The Air Force Civil Engineer Center, in conjunction with the Air Force Research Laboratory, recently introduced a first-of-its-kind runway rubber removal system for use at remote airfields. The device, which uses a retrofitted Unimog designed for transport to airfields in austere areas of Southwest Asia, is the first rubber removal device designed to be transported by a C-130 Hercules.

In order to make the machine air-transportable, the manufacturers had to give it the ability to transform to a smaller version of itself. The cab of the Unimog folds down and the windshield drops to make the overall height short enough to fit into a C-130.

Taking rubber off the runway is important because every landing adds to the build-up of rubber, and that poses a risk to landing aircraft. Each time an aircraft lands, when the tires make contact with the runway, they are super-heated by the friction between the tires and the runway, causing thin deposits of rubber to adhere to the surface of the pavement. Eventually, over time, the rubber builds up enough to cause a hazard to aircraft, especially in wet conditions.
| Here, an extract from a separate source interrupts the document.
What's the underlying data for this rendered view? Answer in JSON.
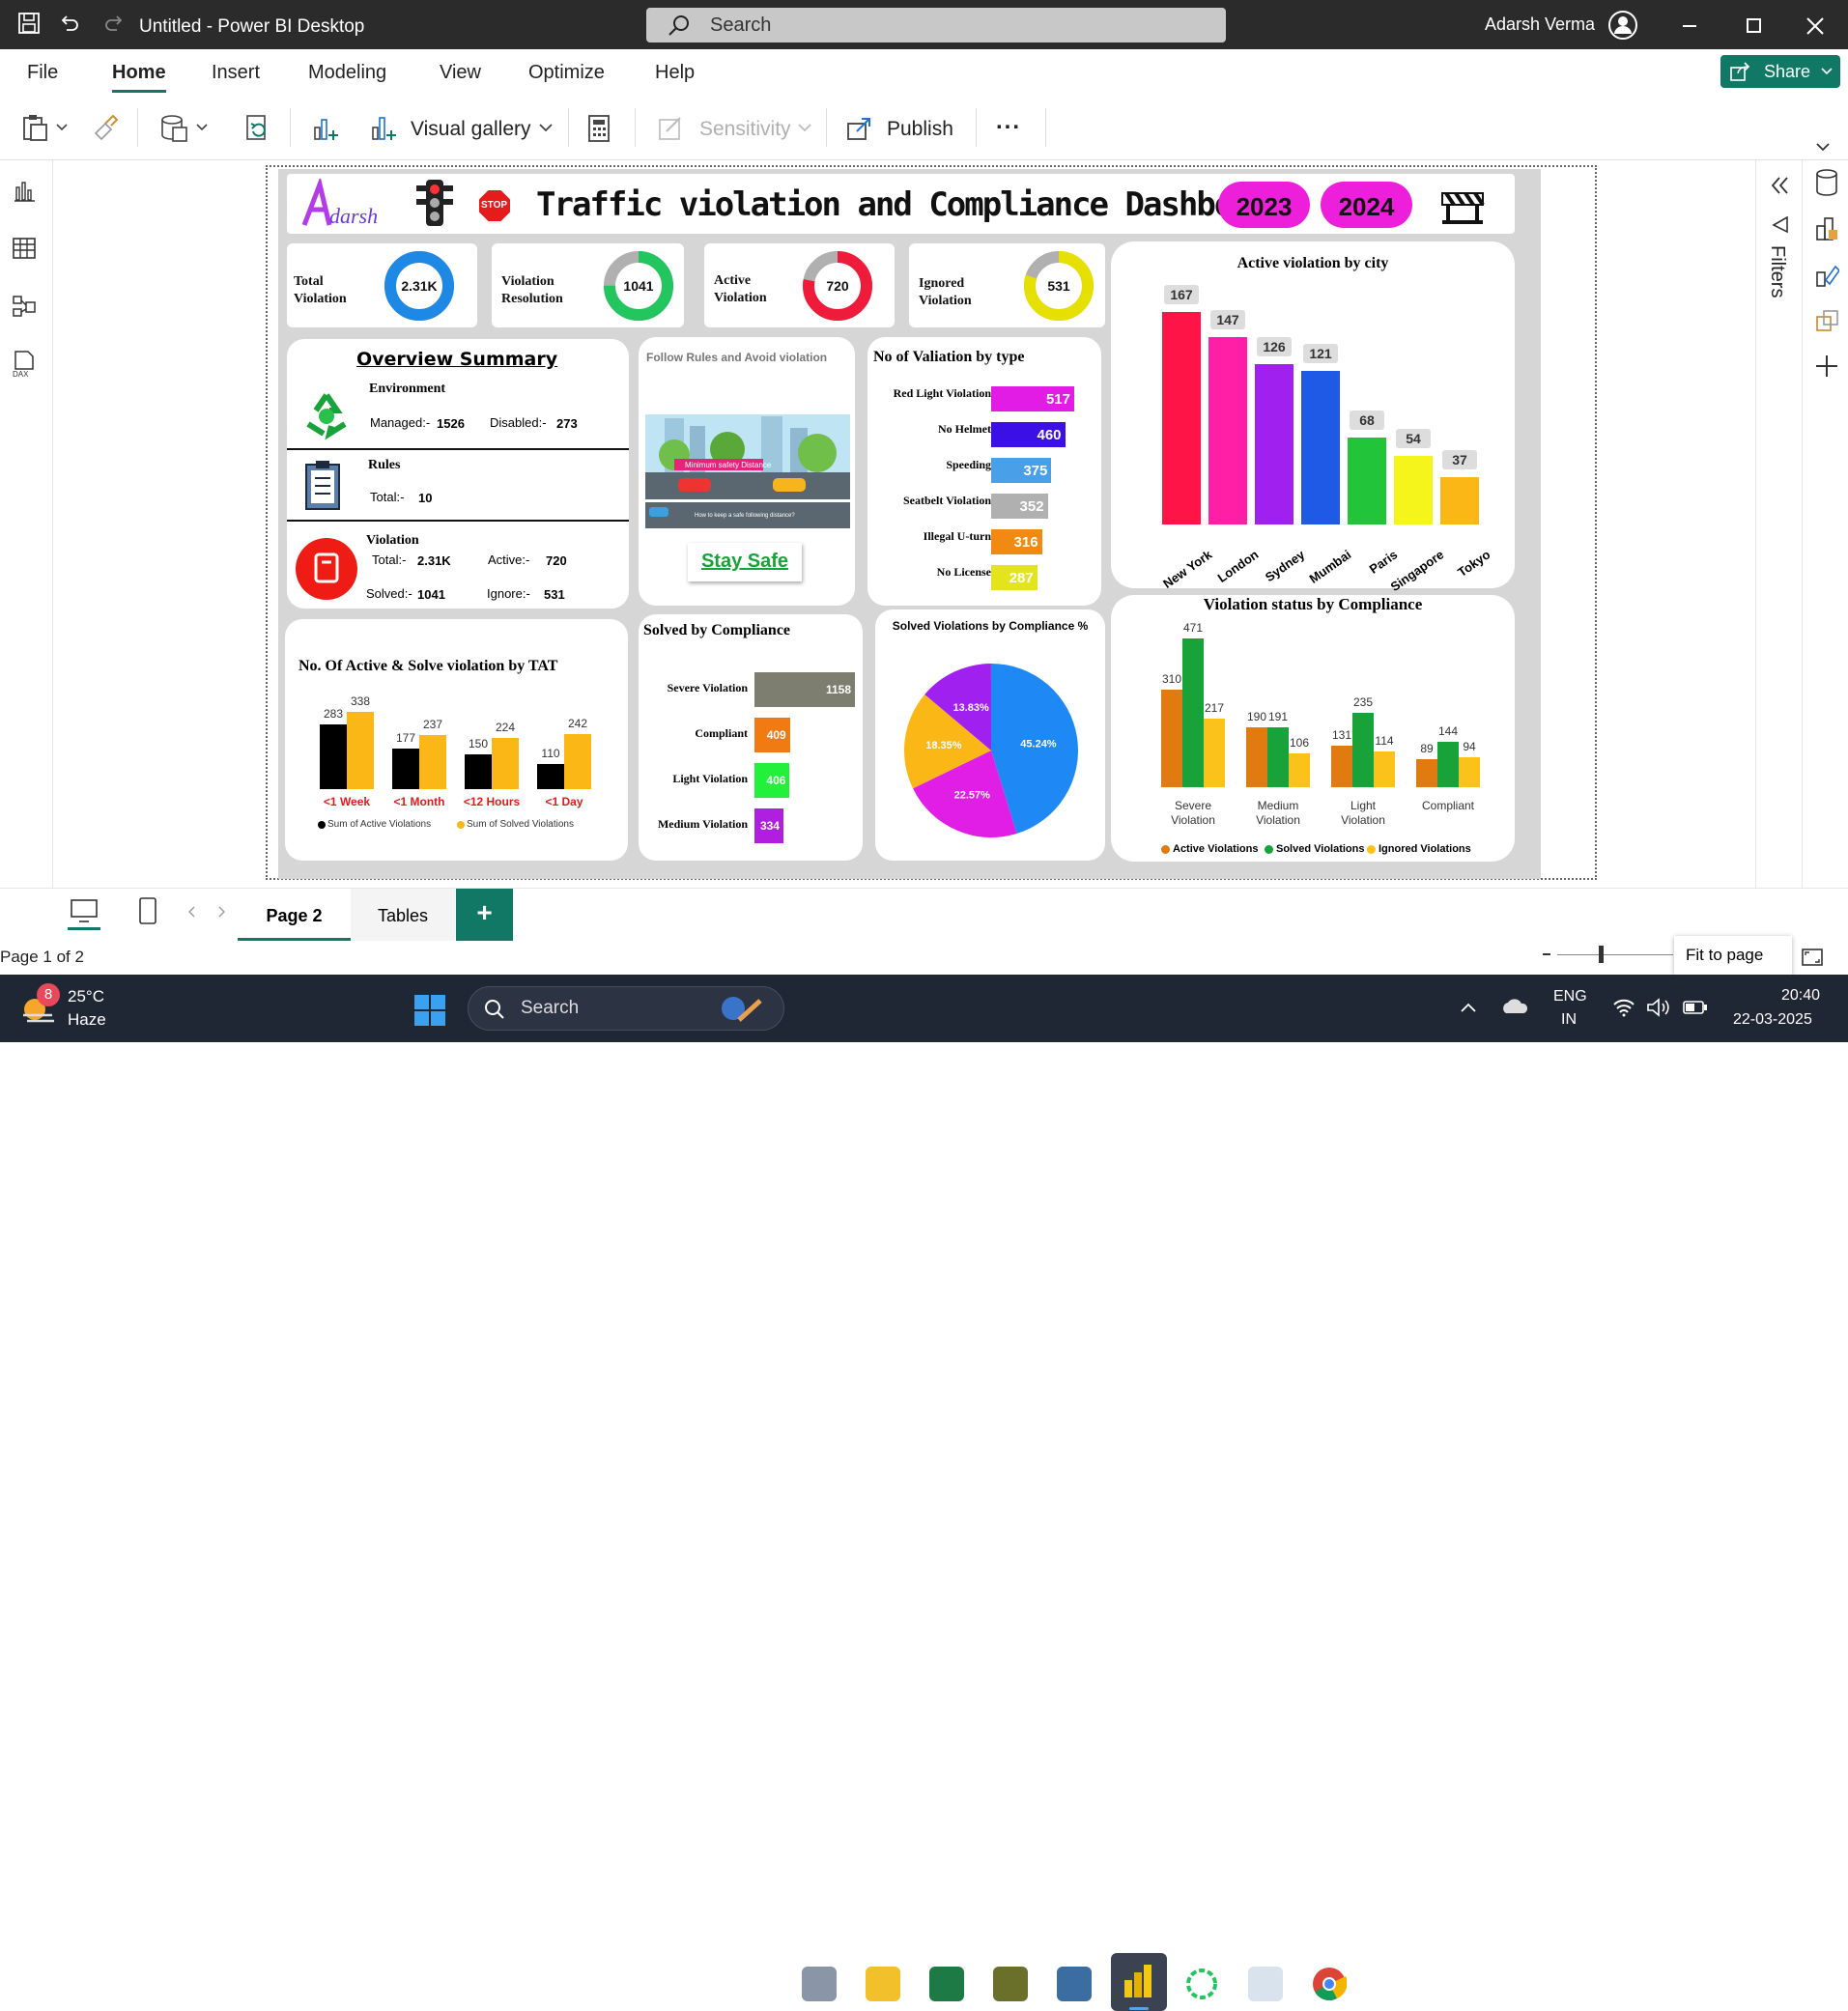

The expeditionary rubber removal kit comes with two systems: one uses a detergent to dissolve rubber from the runway before being rinsed off; the other is the ultra-high pressure water system -- the retrofitted Unimog. After the rubber is taken off of the runway, the system also takes care of the resulting debris.

The cleaning head essentially blasts the rubber off of the surface of the pavement and a vacuum system removes all debris and water left behind. Although the ultra-high pressure water system does provide flexibility, it isn't designed to be a complete replacement for using detergent to remove the rubber.